Au cours de ces 30 dernières années, le taux de risque de pauvreté a augmenté en Belgique. En 1985, il concernait 11,53% de la population. En 2016, 15,5%. Malgré l’omniprésence de la pauvreté dans les discours politiques. Et les actions publiques ou privées. Le sociologue Daniel Zamora Vargas reconstruit «Une socio-histoire de l’assistance en Belgique, 1895-2015» dans «De l’égalité à la pauvreté», aux éditions de l’Université de Bruxelles. Un prolongement de sa thèse de doctorat à l’Université Libre de Bruxelles (ULB).
«Notre approche s’ancre dans une socio-histoire afin de nous aider à reconstruire la genèse et les effets du nouveau gouvernement humanitaire de la pauvreté qui s’est lentement déployé depuis le milieu des années 1970», précise le membre du Germe, le Groupe de recherche sur les relations ethniques, les migrations et l’égalité de l’Institut de sociologie et de la Faculté de philosophie et sciences sociales de l’ULB.
La générosité renforce les inégalités
Le chercheur relève que les millions d’euros récoltés par l’émission Viva for Life de la RTBF contre la pauvreté touchant la petite enfance sont infiniment inférieurs aux importantes réductions des dépenses sociales dans certains secteurs.

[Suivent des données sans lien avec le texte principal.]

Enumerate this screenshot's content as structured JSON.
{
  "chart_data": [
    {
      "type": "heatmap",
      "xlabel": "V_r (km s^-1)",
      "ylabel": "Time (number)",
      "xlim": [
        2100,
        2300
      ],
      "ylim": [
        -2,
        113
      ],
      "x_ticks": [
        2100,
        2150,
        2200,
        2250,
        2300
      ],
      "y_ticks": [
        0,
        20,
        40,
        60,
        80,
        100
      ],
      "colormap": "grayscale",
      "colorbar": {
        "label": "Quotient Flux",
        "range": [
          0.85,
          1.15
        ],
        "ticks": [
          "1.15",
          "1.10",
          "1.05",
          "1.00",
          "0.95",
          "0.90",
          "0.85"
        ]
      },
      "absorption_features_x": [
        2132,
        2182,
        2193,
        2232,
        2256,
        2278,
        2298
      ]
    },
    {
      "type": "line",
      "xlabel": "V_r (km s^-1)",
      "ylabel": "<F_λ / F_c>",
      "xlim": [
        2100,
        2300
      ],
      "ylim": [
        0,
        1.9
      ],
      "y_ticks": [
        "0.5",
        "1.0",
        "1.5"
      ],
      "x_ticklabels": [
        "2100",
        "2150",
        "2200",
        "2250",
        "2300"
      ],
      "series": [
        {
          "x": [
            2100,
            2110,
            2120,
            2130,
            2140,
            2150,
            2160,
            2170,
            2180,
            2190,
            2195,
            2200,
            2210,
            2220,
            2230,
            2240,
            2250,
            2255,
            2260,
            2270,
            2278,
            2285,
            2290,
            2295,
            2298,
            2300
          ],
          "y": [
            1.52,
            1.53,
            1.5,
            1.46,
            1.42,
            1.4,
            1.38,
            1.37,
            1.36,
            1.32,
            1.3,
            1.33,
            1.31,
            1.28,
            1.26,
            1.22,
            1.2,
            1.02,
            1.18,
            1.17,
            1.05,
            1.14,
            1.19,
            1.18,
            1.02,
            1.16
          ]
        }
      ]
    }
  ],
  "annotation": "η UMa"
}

«L’expansion du caritatif ou de l’humanitaire est ici le symbole non d’une extension de la solidarité, mais de sa limitation institutionnelle et publique au profit des initiatives privées. Elle s’accompagne souvent, paradoxalement, d’inégalités renforcées. À travers les mesures de l’accord de gouvernement dans les domaines de l’assurance-chômage, de l’index, de la santé ou des pensions, le gouvernement ne peut ignorer qu’il contribuera directement à une augmentation de la pauvreté.»
«En un peu plus d’un siècle, on est passé d’un système touchant jusqu’à 25% de la population et accompagnant une industrialisation particulièrement brutale à un système qui disparaît pour ainsi dire durant les Trente Glorieuses. Avant de se redéployer au tournant des années 1980.»
Le salariat est déstabilisé
Pour Zamora Vargas, cette évolution se trouve au carrefour de 3 grandes transformations de l’État social. La première concerne les frontières symboliques de l’ordre social qui déterminent les interactions entre les acteurs sociaux. La crise et le tournant des années 1980 déstabilisent l’organisation sociale et symbolique du salariat. Avec une augmentation du chômage. L’apparition de jeunes chômeurs, de sans domicile fixe, d’immigrés sans papiers.
«Les risques de dépendre d’allocations sociales sont désormais répartis de manière très inégale. Et cette inégalité favorise un déplacement de la conflictualité sociale.»
Depuis 1991, la 2e transformation coïncide avec l’effacement progressif des frontières entre l’assistance stabilisée à un niveau proche des allocations minimales. Et l’assurance-chômage qui continue de décliner. La différence entre les deux régimes est de moins en moins évidente du point de vue financier.
«Le chômage et l’assistance se convertissent en dispositifs de surveillance et de mise à l’emploi des inactifs. Cette évolution générale inversera par conséquent le mouvement historique de déclin de l’assistance amorcé depuis la fin du XIXe siècle.»
L’État cède du terrain
Lors de la 3e transformation, l’État cède du terrain au marché. Il ne régule plus l’économie au profit de la collectivité. Il se met au service des marchés. Il favorise l’investissement et les entreprises.
«La pauvreté s’intensifie à mesure que l’assistance s’étend à des catégories toujours plus larges. Le développement des politiques de lutte contre la pauvreté et d’extension de l’assistance n’a donc pas fonctionné comme un remède à une précarité oubliée par la société d’abondance et ses institutions. Mais a finalement accompagné sa généralisation et son extension aux strates inférieures du salariat.»
«Les trente dernières années ont été avec l’objectif de mener une lutte ciblée contre la pauvreté, un long démantèlement de ce projet démocratique», conclut Daniel Zamora Vargas. «Le néolibéralisme, loin d’avoir simplement attaqué les systèmes de protection sociale modernes, a aussi, plus profondément, transformé notre conception de ce qui est juste et de ce que pourrait être une politique sociale efficace. Et en phase avec les réalités économiques. De ce point de vue, plus que jamais, nous nous devons de renouer avec le projet d’émancipation qu’a pu constituer la sécurité sociale durant l’après-guerre.»